International Journal of Computer Applications |
Foundation of Computer Science (FCS), NY, USA |
Volume 183 - Number 16 |
Year of Publication: 2021 |
Authors: Hussein Bakiri, Hamisi Ndyetabura, Libe Massawe, Hellen Maziku |
10.5120/ijca2021921503 |
Hussein Bakiri, Hamisi Ndyetabura, Libe Massawe, Hellen Maziku . A Novel Cleansing Method for Random-Walk Data using Extended Multivariate Nonlinear Regression: A Data Preprocessor for Load Forecasting Mechanism. International Journal of Computer Applications. 183, 16 ( Jul 2021), 49-57. DOI=10.5120/ijca2021921503
The efficiency of any load forecasting mechanism depends on the quality and distribution characteristics of the training data. Outliers and missing values are the primary concern, especially in developing countries’ load data. Several research works have proposed the models for the imputation process to deal with outliers before forecasting. However, the efficiency of these approaches is compromised when it comes to data that falls into a random-walk distribution. Thus, this study aims to develop an efficient data cleansing model that accounts for a random-walk distributionby extending the Multivariate Nonlinear Regression (MNLR) method. The k-mean algorithm is used to detect and analyze the size of an outlier in the data. Twenty-minutes interval load data from 2015 to 2019 collected at Kinondoni-North (at Mikocheni distribution network in Dar es salaam) is used in this study.
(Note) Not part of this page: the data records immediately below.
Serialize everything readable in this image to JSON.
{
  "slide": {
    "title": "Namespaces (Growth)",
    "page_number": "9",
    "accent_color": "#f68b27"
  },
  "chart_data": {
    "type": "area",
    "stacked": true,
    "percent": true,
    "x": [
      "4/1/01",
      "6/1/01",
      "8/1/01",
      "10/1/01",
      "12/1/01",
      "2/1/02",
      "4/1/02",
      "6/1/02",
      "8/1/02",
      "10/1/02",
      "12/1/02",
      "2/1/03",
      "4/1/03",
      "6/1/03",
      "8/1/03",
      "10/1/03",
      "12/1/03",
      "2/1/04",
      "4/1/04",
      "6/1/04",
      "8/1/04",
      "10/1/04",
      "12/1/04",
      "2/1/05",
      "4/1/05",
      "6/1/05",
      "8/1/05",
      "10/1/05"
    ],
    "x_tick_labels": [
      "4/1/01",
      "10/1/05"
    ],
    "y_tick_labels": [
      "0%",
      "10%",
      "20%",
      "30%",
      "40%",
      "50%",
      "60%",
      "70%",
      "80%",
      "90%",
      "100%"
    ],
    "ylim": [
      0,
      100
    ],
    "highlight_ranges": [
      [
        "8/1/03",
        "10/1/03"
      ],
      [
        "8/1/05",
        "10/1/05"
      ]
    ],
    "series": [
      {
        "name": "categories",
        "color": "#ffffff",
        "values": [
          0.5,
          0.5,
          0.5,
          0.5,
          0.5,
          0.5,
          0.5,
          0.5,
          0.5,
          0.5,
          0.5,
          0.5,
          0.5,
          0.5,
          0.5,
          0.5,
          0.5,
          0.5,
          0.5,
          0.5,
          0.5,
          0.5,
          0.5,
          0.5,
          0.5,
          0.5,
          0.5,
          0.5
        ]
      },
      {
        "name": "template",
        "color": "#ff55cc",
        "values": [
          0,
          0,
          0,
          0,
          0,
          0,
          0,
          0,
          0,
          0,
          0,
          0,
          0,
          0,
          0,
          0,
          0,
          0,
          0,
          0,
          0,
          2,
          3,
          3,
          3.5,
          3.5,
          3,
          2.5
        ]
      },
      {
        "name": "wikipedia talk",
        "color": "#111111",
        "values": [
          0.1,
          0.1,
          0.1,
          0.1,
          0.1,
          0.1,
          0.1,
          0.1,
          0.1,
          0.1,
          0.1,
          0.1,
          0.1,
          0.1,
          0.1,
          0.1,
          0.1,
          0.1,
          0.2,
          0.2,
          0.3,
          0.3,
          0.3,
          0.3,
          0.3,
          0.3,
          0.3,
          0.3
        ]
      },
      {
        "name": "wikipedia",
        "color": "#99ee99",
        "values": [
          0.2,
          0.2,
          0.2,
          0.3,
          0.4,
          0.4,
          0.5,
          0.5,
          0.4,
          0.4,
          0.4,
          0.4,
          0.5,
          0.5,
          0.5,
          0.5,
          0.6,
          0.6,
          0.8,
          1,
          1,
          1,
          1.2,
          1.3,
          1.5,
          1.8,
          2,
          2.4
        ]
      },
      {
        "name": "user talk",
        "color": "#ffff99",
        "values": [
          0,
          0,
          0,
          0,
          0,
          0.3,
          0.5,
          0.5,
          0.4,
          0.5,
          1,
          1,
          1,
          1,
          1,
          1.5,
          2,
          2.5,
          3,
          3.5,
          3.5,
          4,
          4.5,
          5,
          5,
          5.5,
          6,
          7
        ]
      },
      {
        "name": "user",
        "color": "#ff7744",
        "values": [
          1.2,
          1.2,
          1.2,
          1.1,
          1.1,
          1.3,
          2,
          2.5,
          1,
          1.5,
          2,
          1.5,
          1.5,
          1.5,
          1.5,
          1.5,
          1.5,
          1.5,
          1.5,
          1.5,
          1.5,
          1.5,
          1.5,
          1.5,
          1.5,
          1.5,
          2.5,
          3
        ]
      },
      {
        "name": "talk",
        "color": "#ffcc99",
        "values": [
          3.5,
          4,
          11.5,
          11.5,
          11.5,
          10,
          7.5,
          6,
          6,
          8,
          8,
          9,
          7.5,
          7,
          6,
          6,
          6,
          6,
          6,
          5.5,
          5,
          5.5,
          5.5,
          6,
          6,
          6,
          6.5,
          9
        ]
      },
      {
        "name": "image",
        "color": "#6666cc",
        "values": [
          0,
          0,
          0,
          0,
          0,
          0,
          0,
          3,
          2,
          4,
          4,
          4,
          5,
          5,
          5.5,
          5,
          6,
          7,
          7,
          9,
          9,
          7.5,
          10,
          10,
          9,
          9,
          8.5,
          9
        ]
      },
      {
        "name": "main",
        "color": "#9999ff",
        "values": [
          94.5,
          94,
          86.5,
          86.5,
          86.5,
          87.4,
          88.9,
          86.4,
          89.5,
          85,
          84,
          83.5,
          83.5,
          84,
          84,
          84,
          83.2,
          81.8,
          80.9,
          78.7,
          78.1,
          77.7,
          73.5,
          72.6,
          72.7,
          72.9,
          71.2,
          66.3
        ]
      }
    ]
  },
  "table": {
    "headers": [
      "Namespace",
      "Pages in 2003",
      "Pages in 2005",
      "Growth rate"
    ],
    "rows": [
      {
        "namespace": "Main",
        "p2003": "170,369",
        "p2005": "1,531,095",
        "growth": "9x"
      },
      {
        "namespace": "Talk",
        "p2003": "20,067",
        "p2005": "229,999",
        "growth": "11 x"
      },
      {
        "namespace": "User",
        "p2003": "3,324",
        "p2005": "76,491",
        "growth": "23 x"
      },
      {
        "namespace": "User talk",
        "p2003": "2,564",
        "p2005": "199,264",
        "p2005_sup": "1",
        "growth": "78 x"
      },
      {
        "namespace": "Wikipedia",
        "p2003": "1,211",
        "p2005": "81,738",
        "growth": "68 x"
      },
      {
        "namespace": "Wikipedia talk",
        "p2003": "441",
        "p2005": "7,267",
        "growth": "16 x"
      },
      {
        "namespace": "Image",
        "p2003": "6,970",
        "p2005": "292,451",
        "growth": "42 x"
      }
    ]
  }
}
After analyzing the data for outliers, the empirical results detect the presence of outliers by 5.17852% (which is 5207 out of 105192). Finally, the extended-MNLR (e-MNLR) modelachieves promising results over the ANN, SVM, Miss Forest, MICE, and KNN algorithms by attaining 2.109137, 1.956039, and 7.787976 values of RMSE, MAE, and MAPE, respectively.